Over the course of five experiments, we used subject responses to select a set of 500 candidate images starting from 31,500 randomly selected images. Participants were shown images one at a time and were asked to classify them as high gloss or low gloss by pressing one of two keys. In addition, they could flag an image using the space bar if they found there was no recognizable object in the image. Every participant saw 1500 images. In the first round, we showed 15,000 images selected randomly from the overall set, divided among 10 subjects (eight female, two male; mean age ± SD, 24.8 ± 4.8 years), so each subject saw 1500 images (750 from each ground-truth material), and each image was judged by one subject. For the second round, we removed all images that were flagged as unrecognizable. We selected all of the remaining images that were classified incorrectly (587 low-gloss and 1817 high-gloss images) plus correctly judged images to total 2250 images from each ground truth category (1663 and 433 correctly judged low- and high-gloss images, respectively). These were judged by 15 participants (12 female, three male; mean age ± SD, 23.7 ± 3.8 years). Again, every participant saw 750 images from each ground-truth material, resulting in five judgments per image. These results were combined with the classifications of these images from the first round. From these results—six binary judgments on each image—we divided the images from each ground truth into seven bins according to the mean responses. For ground-truth high-gloss images, we picked 750 images—107 from each bin and 108 from the most incorrectly judged bin. For ground-truth low-gloss images there were not enough images in each bin to pick the same amount. Where this was the case, we picked all images from that bin and added the difference between the actual bin size and the target number of images to the target number for the next bin. We performed this procedure starting with the bin of most incorrectly judged images. The resulting set of 1500 images was then judged again by four participants (three female, one male; mean age ± SD, 22.5 ± 2.1 years), which resulted in 10 classifications per image after combining these results with those of the first two rounds.

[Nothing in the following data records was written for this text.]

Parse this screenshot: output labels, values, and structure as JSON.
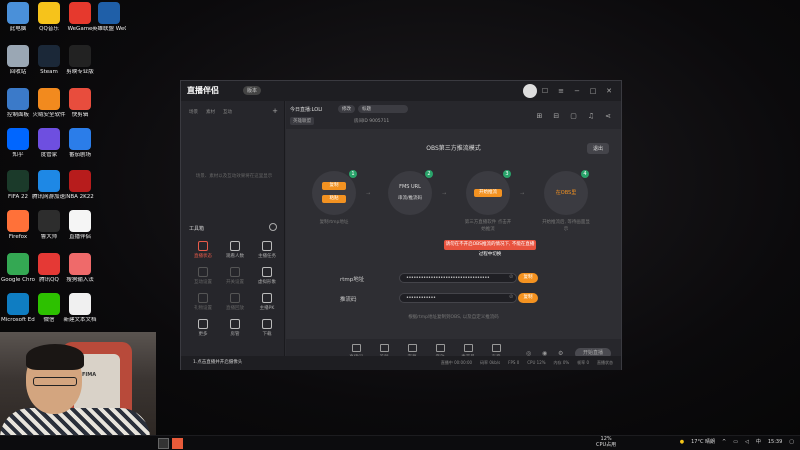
{
  "desktop_icons": [
    {
      "label": "此电脑",
      "color": "#4a90d9"
    },
    {
      "label": "QQ音乐",
      "color": "#f6c31b"
    },
    {
      "label": "WeGame",
      "color": "#e6392d"
    },
    {
      "label": "英雄联盟 WeGame版",
      "color": "#1f5fa8"
    },
    {
      "label": "回收站",
      "color": "#9aa7b4"
    },
    {
      "label": "Steam",
      "color": "#1b2838"
    },
    {
      "label": "剪映专业版",
      "color": "#222"
    },
    {
      "label": "控制面板",
      "color": "#3b7ac9"
    },
    {
      "label": "火绒安全软件",
      "color": "#f28a1e"
    },
    {
      "label": "快剪辑",
      "color": "#e84d3d"
    },
    {
      "label": "知乎",
      "color": "#0066ff"
    },
    {
      "label": "度管家",
      "color": "#6e4fe0"
    },
    {
      "label": "番茄剧场",
      "color": "#2b7de9"
    },
    {
      "label": "FIFA 22",
      "color": "#1b3a2a"
    },
    {
      "label": "腾讯网游加速器5.0",
      "color": "#1e88e5"
    },
    {
      "label": "NBA 2K22",
      "color": "#b71c1c"
    },
    {
      "label": "Firefox",
      "color": "#ff7139"
    },
    {
      "label": "鲁大师",
      "color": "#2d2d2d"
    },
    {
      "label": "直播伴侣",
      "color": "#f5f5f5"
    },
    {
      "label": "Google Chrome",
      "color": "#34a853"
    },
    {
      "label": "腾讯QQ",
      "color": "#e53935"
    },
    {
      "label": "搜狗输入法",
      "color": "#ef6a6a"
    },
    {
      "label": "Microsoft Edge",
      "color": "#0f7dc2"
    },
    {
      "label": "微信",
      "color": "#2dc100"
    },
    {
      "label": "新建文本文档",
      "color": "#f0f0f0"
    }
  ],
  "window": {
    "app_title": "直播伴侣",
    "version": "版本",
    "sidebar": {
      "tabs": [
        "场景",
        "素材",
        "互动"
      ],
      "empty_text": "场景、素材以及互动效果将在这里显示",
      "tools_title": "工具箱",
      "tools": [
        {
          "label": "直播状态",
          "active": true
        },
        {
          "label": "观看人数"
        },
        {
          "label": "主播任务"
        },
        {
          "label": "互动设置",
          "dim": true
        },
        {
          "label": "开关设置",
          "dim": true
        },
        {
          "label": "虚拟形象"
        },
        {
          "label": "礼物设置",
          "dim": true
        },
        {
          "label": "直播回放",
          "dim": true
        },
        {
          "label": "主播PK"
        },
        {
          "label": "更多"
        },
        {
          "label": "房管"
        },
        {
          "label": "下载"
        }
      ]
    },
    "info": {
      "today_label": "今日直播:LOLI",
      "edit_btn": "修改",
      "topic_btn": "标题",
      "category": "英雄联盟",
      "room_label": "房间ID 9005711"
    },
    "mode_title": "OBS第三方推流模式",
    "exit_btn": "退出",
    "steps": [
      {
        "num": "1",
        "lines": [
          "复制",
          "粘贴"
        ],
        "caption": "复制rtmp地址"
      },
      {
        "num": "2",
        "title": "FMS URL",
        "sub": "串流/推流码",
        "caption": ""
      },
      {
        "num": "3",
        "pill": "开始推流",
        "caption": "第三方直播软件 点击开始推流"
      },
      {
        "num": "4",
        "title": "在OBS里",
        "caption": "开始推流后, 等待画面显示"
      }
    ],
    "tooltip": "请勿在不开启OBS推流的情况下, 不能在直播过程中切换",
    "fields": [
      {
        "label": "rtmp地址",
        "value": "••••••••••••••••••••••••••••••••••",
        "btn": "复制"
      },
      {
        "label": "推流码",
        "value": "••••••••••••",
        "btn": "复制"
      }
    ],
    "hint": "根据rtmp地址复制到OBS, 以及自定义推流码",
    "bottom_items": [
      "直播间",
      "美颜",
      "字幕",
      "音效",
      "麦克风",
      "声音"
    ],
    "start_btn": "开始直播",
    "status_left": "1.点击直播并开启摄像头",
    "status_right": [
      "直播中 00:00:00",
      "码率 0kb/s",
      "FPS 0",
      "CPU 12%",
      "内存 0%",
      "帧率 0",
      "直播状态"
    ]
  },
  "webcam": {
    "chair_text": "FIMA"
  },
  "taskbar": {
    "cpu_value": "12%",
    "cpu_label": "CPU占用",
    "weather": "17°C 晴朗",
    "time": "15:39"
  }
}
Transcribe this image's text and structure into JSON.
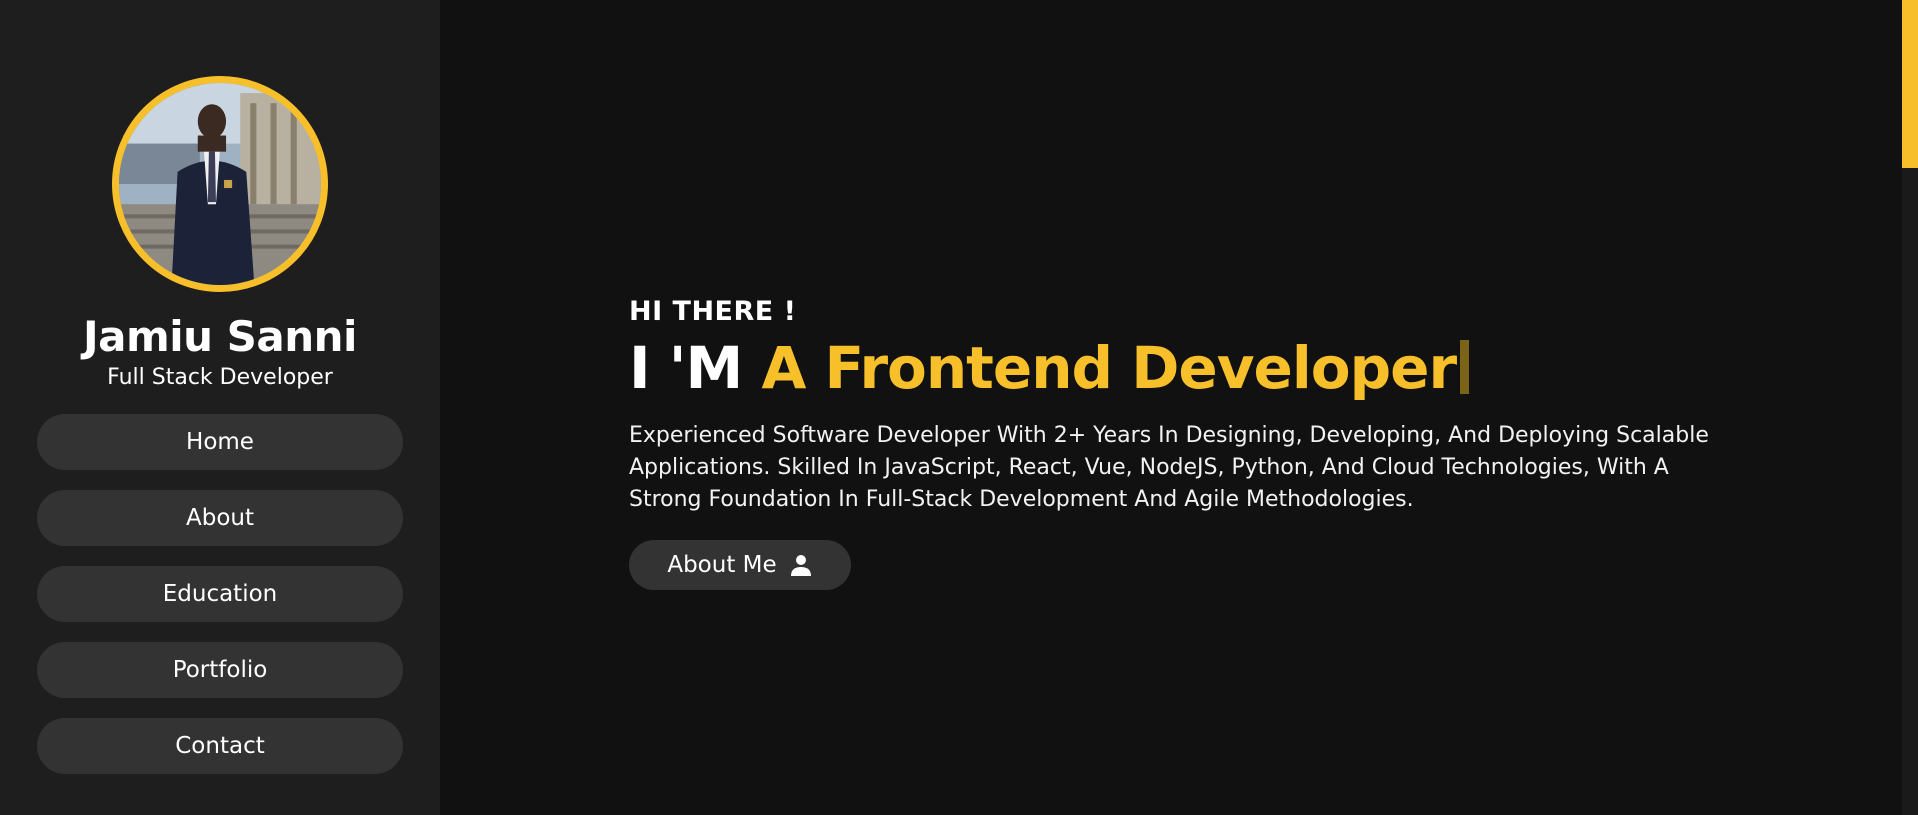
{
  "profile": {
    "name": "Jamiu Sanni",
    "role": "Full Stack Developer"
  },
  "nav": {
    "items": [
      {
        "label": "Home"
      },
      {
        "label": "About"
      },
      {
        "label": "Education"
      },
      {
        "label": "Portfolio"
      },
      {
        "label": "Contact"
      }
    ]
  },
  "hero": {
    "greeting": "HI THERE !",
    "headline_prefix": "I 'M",
    "headline_role": "A Frontend Developer",
    "summary": "Experienced Software Developer With 2+ Years In Designing, Developing, And Deploying Scalable Applications. Skilled In JavaScript, React, Vue, NodeJS, Python, And Cloud Technologies, With A Strong Foundation In Full-Stack Development And Agile Methodologies.",
    "cta_label": "About Me",
    "cta_icon": "user-icon"
  },
  "theme": {
    "accent": "#f7c02b",
    "sidebar_bg": "#1e1e1e",
    "main_bg": "#111111",
    "button_bg": "#333333"
  }
}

Because the number of incorrectly perceived high-gloss images was much larger than that of low-gloss images, we repeated the search progress. This time we tested in two stages. In the first stage, we showed 16,500 images (12,000 high gloss and 4500 low gloss) to 16 subjects (14 female, two male; mean age ± SD, 23.8 ± 3.2 years)—1500 images each (750 low gloss and 750 high gloss), resulting in one classification response per low-gloss image. High-gloss images were included to balance the stimulus set, but the data were not used to identify candidate images. These were shown to several subjects, whereas low-gloss images were seen by only one subject each. For the second stage, we again removed all images that were flagged as unrecognizable and from the remainder took 750 low-gloss and 750 high-gloss images (favoring incorrectly judged low-gloss images) and tested nine more subjects (six female, three male; mean age ± SD, 23.9 ± 2.9 years) on these 1500 images, resulting in 10 binary judgments for each low-gloss image. We did not use the high-gloss images from this experiment because we already had enough to fill our diagnostic set from the first set of experiments.
The images from the final stage of the first set of experiments and the low-gloss images from the final stage of the second set of experiments were combined and divided into five bins ranging from “seen as low gloss” to “seen as high gloss.” We picked 50 images from each ground-truth material per bin, except for the most “seen as high gloss” bin, where there was only one ground-truth low-gloss image. We filled this bin up with ground-truth high-gloss images. These 500 candidate images were the set we used in the crowd sourcing experiment. These images and the images of the same scenes from the other material category were withheld from training the classifiers, leaving 148,922 images for training and validation.